Au Sénégal, l’échiquier politique vient d’être bouleversé par le limogeage du Premier ministre Ousmane Sonko, une décision prise par le président Bassirou Diomaye Faye. Cette rupture, longtemps pressentie, s’inscrit dans un contexte de tensions institutionnelles croissantes et d’affrontements répétés entre les deux figures majeures du pouvoir exécutif dans le pays de la Teranga.
Dans la foulée, le président de l’Assemblée nationale, Malick Ndiaye, a choisi de démissionner de son fauteuil parlementaire, sans pour autant quitter l’institution. Un geste qui semble orchestré pour permettre à l’ex-Premier ministre de retrouver son siège de député et de réintégrer la vie législative.
Un Parlement sous tension
La situation va être tranchée ce mardi 26 mai lors d’une séance plénière exceptionnelle du Parlement. L’objectif ? Élire un nouveau président de l’Assemblée nationale. Tous les indices laissent penser que Ousmane Sonko, fraîchement débarqué de la Primature, sera élu à ce poste stratégique. Une victoire qui lui offrirait une nouvelle plateforme pour poursuivre son bras de fer avec Bassirou Diomaye Faye.
La question centrale reste : jusqu’où iront les hostilités entre ces deux anciens alliés politiques ? Le scénario est d’autant plus plausible que le Parlement est largement dominé par le Pastef (Patriotes africains du Sénégal pour le travail, l’éthique et la fraternité), le parti au pouvoir dont Sonko reste le visage emblématique avec plus de 130 députés sur 165.
Un poste clé pour Sonko
L’élection de Ousmane Sonko à la présidence du Parlement lui conférerait un rôle central dans les décisions nationales. Une position qui pourrait lui permettre de bloquer des réformes gouvernementales, grâce au contrôle législatif. Mais cette rivalité expose le Pastef à un risque de division interne, voire de perte de cohésion.
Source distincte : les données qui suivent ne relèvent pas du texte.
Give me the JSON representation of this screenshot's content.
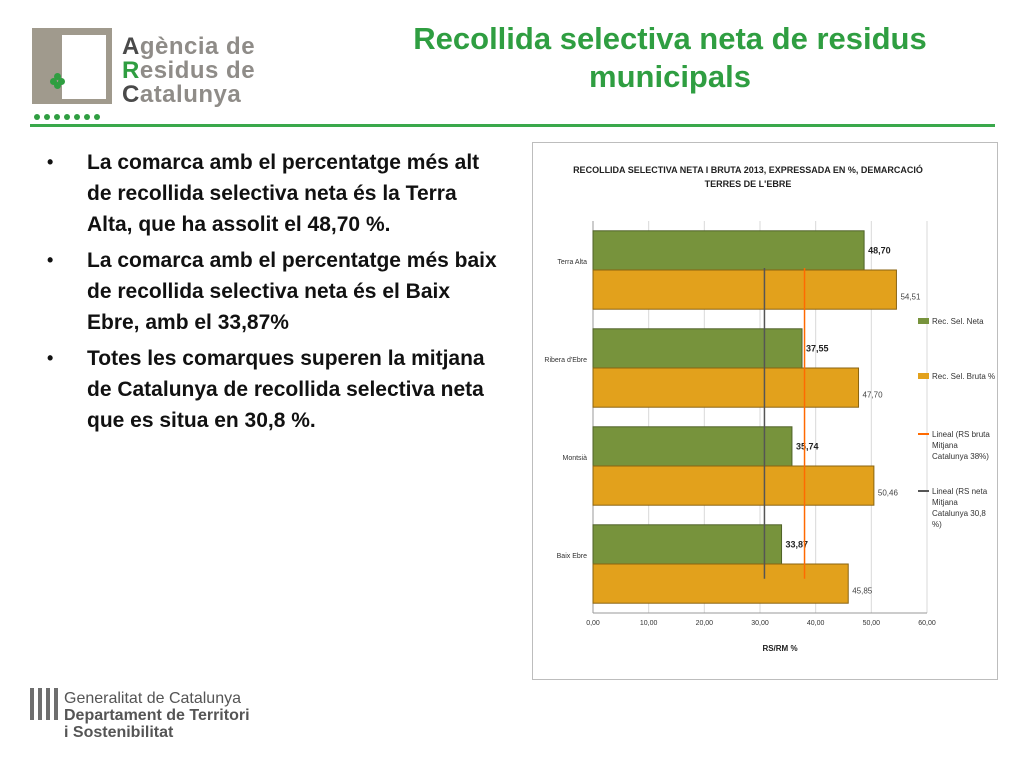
{
  "logo": {
    "line1_cap": "A",
    "line1_rest": "gència de",
    "line2_cap": "R",
    "line2_rest": "esidus de",
    "line3_cap": "C",
    "line3_rest": "atalunya"
  },
  "slide": {
    "title": "Recollida selectiva neta de residus municipals",
    "bullets": [
      "La comarca amb el percentatge més alt de recollida selectiva neta és la Terra Alta, que ha assolit el 48,70 %.",
      "La comarca amb el percentatge més baix de recollida selectiva neta és el Baix Ebre, amb el 33,87%",
      "Totes les comarques superen la mitjana de Catalunya de recollida selectiva neta que es situa en 30,8 %."
    ]
  },
  "footer": {
    "line1": "Generalitat de Catalunya",
    "line2": "Departament de Territori",
    "line3": "i Sostenibilitat"
  },
  "colors": {
    "accent": "#2f9e41",
    "neta": "#77933c",
    "bruta": "#e2a11c",
    "line_bruta": "#ff6a00",
    "line_neta": "#555555"
  },
  "chart_data": {
    "type": "bar",
    "orientation": "horizontal",
    "title": "RECOLLIDA SELECTIVA NETA I BRUTA 2013, EXPRESSADA EN %, DEMARCACIÓ TERRES DE L'EBRE",
    "categories": [
      "Terra Alta",
      "Ribera d'Ebre",
      "Montsià",
      "Baix Ebre"
    ],
    "series": [
      {
        "name": "Rec. Sel. Neta",
        "values": [
          48.7,
          37.55,
          35.74,
          33.87
        ],
        "labels": [
          "48,70",
          "37,55",
          "35,74",
          "33,87"
        ]
      },
      {
        "name": "Rec. Sel. Bruta %",
        "values": [
          54.51,
          47.7,
          50.46,
          45.85
        ],
        "labels": [
          "54,51",
          "47,70",
          "50,46",
          "45,85"
        ]
      }
    ],
    "reference_lines": [
      {
        "name": "Lineal (RS bruta Mitjana Catalunya 38%)",
        "value": 38
      },
      {
        "name": "Lineal (RS neta Mitjana Catalunya 30,8 %)",
        "value": 30.8
      }
    ],
    "xlabel": "RS/RM %",
    "xlim": [
      0,
      60
    ],
    "xticks": [
      0,
      10,
      20,
      30,
      40,
      50,
      60
    ],
    "xtick_labels": [
      "0,00",
      "10,00",
      "20,00",
      "30,00",
      "40,00",
      "50,00",
      "60,00"
    ],
    "legend": "right"
  }
}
Depuis leur prise de pouvoir, les relations entre Faye et Sonko se dégradent. Ce dernier, qui a propulsé Diomaye Faye à la présidence après avoir été lui-même écarté par une condamnation judiciaire en 2023, semble déterminé à s’affranchir de l’influence de son ancien mentor. Une ambition qui pourrait se concrétiser dès les prochaines élections présidentielles de 2029.
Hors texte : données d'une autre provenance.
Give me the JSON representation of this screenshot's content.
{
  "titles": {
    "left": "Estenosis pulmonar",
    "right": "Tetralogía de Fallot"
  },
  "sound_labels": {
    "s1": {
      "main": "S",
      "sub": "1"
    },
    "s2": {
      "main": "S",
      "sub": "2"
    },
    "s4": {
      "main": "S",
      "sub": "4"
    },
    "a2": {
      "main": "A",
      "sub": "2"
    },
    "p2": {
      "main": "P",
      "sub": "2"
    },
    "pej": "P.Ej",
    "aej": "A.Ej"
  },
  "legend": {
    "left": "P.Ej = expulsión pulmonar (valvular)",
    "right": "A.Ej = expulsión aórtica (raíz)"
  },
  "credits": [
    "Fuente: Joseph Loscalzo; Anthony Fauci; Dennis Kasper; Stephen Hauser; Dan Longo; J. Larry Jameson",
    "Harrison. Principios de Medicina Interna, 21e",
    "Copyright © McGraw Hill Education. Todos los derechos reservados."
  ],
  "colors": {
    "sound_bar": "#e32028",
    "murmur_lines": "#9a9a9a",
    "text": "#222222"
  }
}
Un jeu politique sous haute tension
Le nouveau Code électoral, adopté le 12 mai, a relancé les spéculations sur l’éligibilité de Sonko. Bien que ce texte vise à clarifier les conditions d’inéligibilité, son interprétation reste floue. Le Conseil constitutionnel devra trancher avant 2029, laissant planer une incertitude sur ses ambitions.
Si la rivalité entre les deux dirigeants devait s’aggraver, le Sénégal risquerait de sombrer dans une impasse politique, avec un je te tiens, tu me tiens permanent. Une situation qui pourrait fragiliser le Pastef face à une opposition en embuscade ou à un vote sanction des électeurs.
Pour l’heure, la priorité reste la stabilité nationale. Les Sénégalais espèrent que la raison l’emportera, évitant ainsi que le pays ne devienne otage des ambitions personnelles de ses dirigeants.